Hotel Review: Kartrite Resort & Indoor Waterpark, Monticello, N.Y.

Junior suite rates during the low-season start online at $179; prices jump considerably for the high-season and for larger suites. A resort fee per room per night is $35.

The Kartrite is trying very hard to do it right. With four slides, seven water attractions and seemingly countless lifeguards, the 324-room Kartrite Resort & Indoor Waterpark, which opened in Monticello, N.Y., in April, touts itself as the state’s largest indoor water park.

Yet there are many other activities and attractions (distractions?) catering to small children, big children and adults who enjoy behaving like children. Almost eclipsing the water park is an extensive arcade of new and old-school games. Jugglers on stilts wander the property, which includes a cupcake shop, and though we missed the reptile show, an albino Burmese python named Twinkie was still draped over the shoulders of my son, Sam, while we were checking out (it didn’t leave with us, thankfully).

Amid all the colorful fanfare that happily captivated our second-grader, there were obvious adult-size growing pains, including generic décor and uneven food. It did not quite live up to its billing. Marketing materials promised that the Kartrite was about “fusing the style of Manhattan with the rustic charm of the mountains.” We found little of either, much less a successful fusion.

The new resort is down a winding and tree-lined boulevard in Sullivan County, about 90 miles northwest of New York City. It is in former Borscht Belt country: this area of the Catskills was once dotted with hotels, resorts and restaurants catering to Jewish vacationers, but decades ago it fell out of fashion and into disuse. The Resorts World Casino is nearby, about a half-mile down that landscaped road, but there was little information on how guests could hike or otherwise enjoy the surrounding great outdoors. We were certainly made to think that the main attractions were inside.

We arrived a few hours before the 4 p.m. check-in (guests are allowed to hit the park early), and we were thrilled to hear that a junior-king suite would be available within 30 minutes. While it was ready in less than an hour, we had been shooed to the water park and didn’t receive the email notification until later. After a little juggling of wet towels and roller bags, we entered an immaculately clean yet bland hotel room with gray carpeting, gray-painted walls and dark-wood modern furniture. The pops of color came from bright checkered ottomans and orange and neon-green throw pillows, but it didn’t seem to be decorated with children in mind.

For anyone attempting a B.Y.O.B. after a long day of wrangling children, beware: The room did not have a corkscrew or a bottle opener, and when we called down for the latter, we were told to take our adult beverages to one of the bars for opening. No one wants to do that.
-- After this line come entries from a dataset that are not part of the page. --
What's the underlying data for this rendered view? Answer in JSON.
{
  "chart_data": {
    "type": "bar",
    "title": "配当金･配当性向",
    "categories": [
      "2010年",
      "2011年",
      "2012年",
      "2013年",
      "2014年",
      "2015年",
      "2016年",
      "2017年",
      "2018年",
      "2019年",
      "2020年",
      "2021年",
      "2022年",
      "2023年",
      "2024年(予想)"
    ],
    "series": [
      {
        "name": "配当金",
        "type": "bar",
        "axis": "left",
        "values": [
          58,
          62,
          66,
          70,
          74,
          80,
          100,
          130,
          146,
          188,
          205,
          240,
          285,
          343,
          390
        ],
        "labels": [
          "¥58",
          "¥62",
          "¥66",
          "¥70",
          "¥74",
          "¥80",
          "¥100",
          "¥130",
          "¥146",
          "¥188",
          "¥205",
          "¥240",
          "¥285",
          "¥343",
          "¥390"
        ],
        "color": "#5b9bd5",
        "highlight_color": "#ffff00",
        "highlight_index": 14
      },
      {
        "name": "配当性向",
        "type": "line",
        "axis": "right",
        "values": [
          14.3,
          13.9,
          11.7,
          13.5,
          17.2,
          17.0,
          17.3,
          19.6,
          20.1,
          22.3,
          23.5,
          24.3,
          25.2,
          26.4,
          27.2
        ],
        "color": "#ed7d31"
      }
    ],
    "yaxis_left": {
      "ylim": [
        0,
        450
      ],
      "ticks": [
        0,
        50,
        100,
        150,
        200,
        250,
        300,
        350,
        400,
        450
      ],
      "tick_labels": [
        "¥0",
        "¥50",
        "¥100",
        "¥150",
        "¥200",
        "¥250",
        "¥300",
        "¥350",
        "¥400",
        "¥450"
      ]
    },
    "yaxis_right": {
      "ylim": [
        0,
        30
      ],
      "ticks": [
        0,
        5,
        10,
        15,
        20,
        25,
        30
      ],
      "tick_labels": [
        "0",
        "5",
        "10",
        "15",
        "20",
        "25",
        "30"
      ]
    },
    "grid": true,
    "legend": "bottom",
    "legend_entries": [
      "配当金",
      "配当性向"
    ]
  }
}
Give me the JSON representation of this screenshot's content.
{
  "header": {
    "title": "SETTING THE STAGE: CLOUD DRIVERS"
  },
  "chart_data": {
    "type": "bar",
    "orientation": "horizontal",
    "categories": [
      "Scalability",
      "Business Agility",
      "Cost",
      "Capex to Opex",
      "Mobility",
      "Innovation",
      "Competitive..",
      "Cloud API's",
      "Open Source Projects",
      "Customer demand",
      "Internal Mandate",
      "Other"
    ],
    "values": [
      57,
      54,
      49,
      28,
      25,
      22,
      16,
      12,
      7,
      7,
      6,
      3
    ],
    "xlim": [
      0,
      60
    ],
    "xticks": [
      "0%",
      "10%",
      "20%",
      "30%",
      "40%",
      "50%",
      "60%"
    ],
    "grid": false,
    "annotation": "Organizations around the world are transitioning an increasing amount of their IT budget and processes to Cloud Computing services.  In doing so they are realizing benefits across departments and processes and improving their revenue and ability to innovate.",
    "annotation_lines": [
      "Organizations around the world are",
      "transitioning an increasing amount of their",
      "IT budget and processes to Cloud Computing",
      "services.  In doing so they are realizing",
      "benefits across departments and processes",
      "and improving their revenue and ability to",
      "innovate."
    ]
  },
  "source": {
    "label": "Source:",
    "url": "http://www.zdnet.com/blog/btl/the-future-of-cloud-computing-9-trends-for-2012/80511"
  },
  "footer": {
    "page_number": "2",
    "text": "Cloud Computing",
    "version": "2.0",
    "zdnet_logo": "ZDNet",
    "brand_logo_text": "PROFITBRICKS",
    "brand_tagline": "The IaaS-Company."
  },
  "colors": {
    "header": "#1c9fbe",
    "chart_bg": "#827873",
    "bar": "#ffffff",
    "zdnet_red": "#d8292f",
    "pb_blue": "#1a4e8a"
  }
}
The bathroom was clean and spacious, but it lacked a bathtub. That is questionable for a resort aimed at children and families. While Sam happily sang in the larger-than-standard shower, behind a neon-colored curtain with the words “Squeaky Clean” printed at the bottom, smaller children and their parents would not enjoy bath time half as much.

One doesn’t visit a water park for the food. Kartrite offers tiers of dining options, from fine dining to snack bars. But expect to pay city prices at even at the lower-range restaurants, with mixed quality. At the Surfside Grille, the water park’s snack bar, tater tots were cold, but the pizza slice was inhaled. A turkey wrap and small hummus cup cost upward of $14 in the Highline coffee shop on the lobby floor.

Dinner options include the all-you-can-eat dinner buffet at the aptly named Eat. Eat. Eat., where a meal for three will set you back more than $85. The food was plentiful yet tired. By contrast, the breakfast buffet was worth noting, with everything from lox and bagels to delicious bacon. There’s a bar on both the first and main floor, and a third in the water park. Everywhere we ate, the service was quick and courteous.

We came for the water park, and we weren’t disappointed. The rides were stomach-dropping and the excitement contagious. Two of the slides and a heated pool were closed, but Sam would gladly still be at the lazy river, swimming along in the current, if it was up to him. I loved that the piped-in music included country and West African highlife tracks, and not simply a loop of recent Disney hits.

Sam failed to notice any of the shortcomings of the resort. He played his first games of Pong and Space Invaders, and learned virtual-reality game strategy from a very knowledgeable arcade worker. He had what he would describe as four-star pizza for lunch, mac-and-cheese for dinner and a chocolate éclair for breakfast (Don’t judge). We climbed on the natural playground with sticky fingers from s’mores — fingers still prune-like after countless trips down the lazy river and the water slides.

Sam’s review is more concise: “It has slides, water and it’s scary fun.”

What more would a child — and grateful parents — want?